Advanced Cell blade servers. IBM is actually building a supercomputer that consists of 2000 processors of AMD + Cell (don't remember if it's 2000 each or 2000 total). They are linked together, and the Cell is there to greatly increase float point performance.
If you know anything about computer graphics, you know that ray tracing is EXTREMELY process intensive and hard to accelerate through hardware. So although it has superior quality, no existing graphics card use ray tracing, instead using "hacks" to approximate lighting. So it's insane to see real time ray tracing. The system uses 8 Cell blades.
There is another slide that I forgot to take a picture of. It's Cell doing terrain rendering from color maps and height data and rendering a 3d terrain. A 2.4Ghz Power5 (used in Apple G5) renders about 2/3 fps, which is about twice as fast as an Intel processor at the time. A Cell renders the scene at 30fps.

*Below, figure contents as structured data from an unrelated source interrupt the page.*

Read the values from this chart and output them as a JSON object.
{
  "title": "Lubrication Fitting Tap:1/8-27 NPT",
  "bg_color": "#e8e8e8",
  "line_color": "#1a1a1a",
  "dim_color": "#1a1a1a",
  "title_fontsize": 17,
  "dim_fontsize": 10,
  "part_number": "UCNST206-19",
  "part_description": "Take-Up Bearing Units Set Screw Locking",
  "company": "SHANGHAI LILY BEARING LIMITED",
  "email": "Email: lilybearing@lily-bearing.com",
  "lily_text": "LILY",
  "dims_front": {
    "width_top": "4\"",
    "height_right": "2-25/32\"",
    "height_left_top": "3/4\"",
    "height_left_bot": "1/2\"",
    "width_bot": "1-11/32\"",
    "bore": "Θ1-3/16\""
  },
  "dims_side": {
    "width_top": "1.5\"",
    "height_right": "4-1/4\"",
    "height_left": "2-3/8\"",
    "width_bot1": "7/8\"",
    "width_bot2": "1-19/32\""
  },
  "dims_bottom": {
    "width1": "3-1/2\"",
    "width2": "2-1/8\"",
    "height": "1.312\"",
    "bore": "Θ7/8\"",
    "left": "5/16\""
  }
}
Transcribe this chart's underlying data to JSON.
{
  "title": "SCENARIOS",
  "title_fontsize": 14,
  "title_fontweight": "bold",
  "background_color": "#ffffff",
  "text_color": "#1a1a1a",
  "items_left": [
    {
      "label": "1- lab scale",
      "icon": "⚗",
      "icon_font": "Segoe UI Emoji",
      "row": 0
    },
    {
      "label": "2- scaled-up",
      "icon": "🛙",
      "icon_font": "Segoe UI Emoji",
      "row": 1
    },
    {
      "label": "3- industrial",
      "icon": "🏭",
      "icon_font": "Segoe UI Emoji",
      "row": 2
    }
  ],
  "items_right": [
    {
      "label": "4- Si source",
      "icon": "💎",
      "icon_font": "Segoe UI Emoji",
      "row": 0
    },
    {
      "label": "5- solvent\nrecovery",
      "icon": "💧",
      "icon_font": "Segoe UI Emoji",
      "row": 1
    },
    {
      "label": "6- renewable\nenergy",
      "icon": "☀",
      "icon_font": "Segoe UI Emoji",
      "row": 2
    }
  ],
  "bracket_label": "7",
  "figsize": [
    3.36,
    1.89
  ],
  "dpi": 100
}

Lastly, the question y'all have been waiting for. You asked, I deliver
Q: What is more powerful, the 3 general purpose PPC cores in the XBox 360, or the Cell in the PS3?
A: He was a bit evasive at first. He says both are different concepts, and IBM isn't biased toward either, and helps all game developers. So I asked, "what about raw performance between the 2?" And Dr. Hofstee answered, "raw peak performance wise, Cell is about 2x as much, but it really depends on the developer to deliver."
So there you have it, straight from the horse's mouth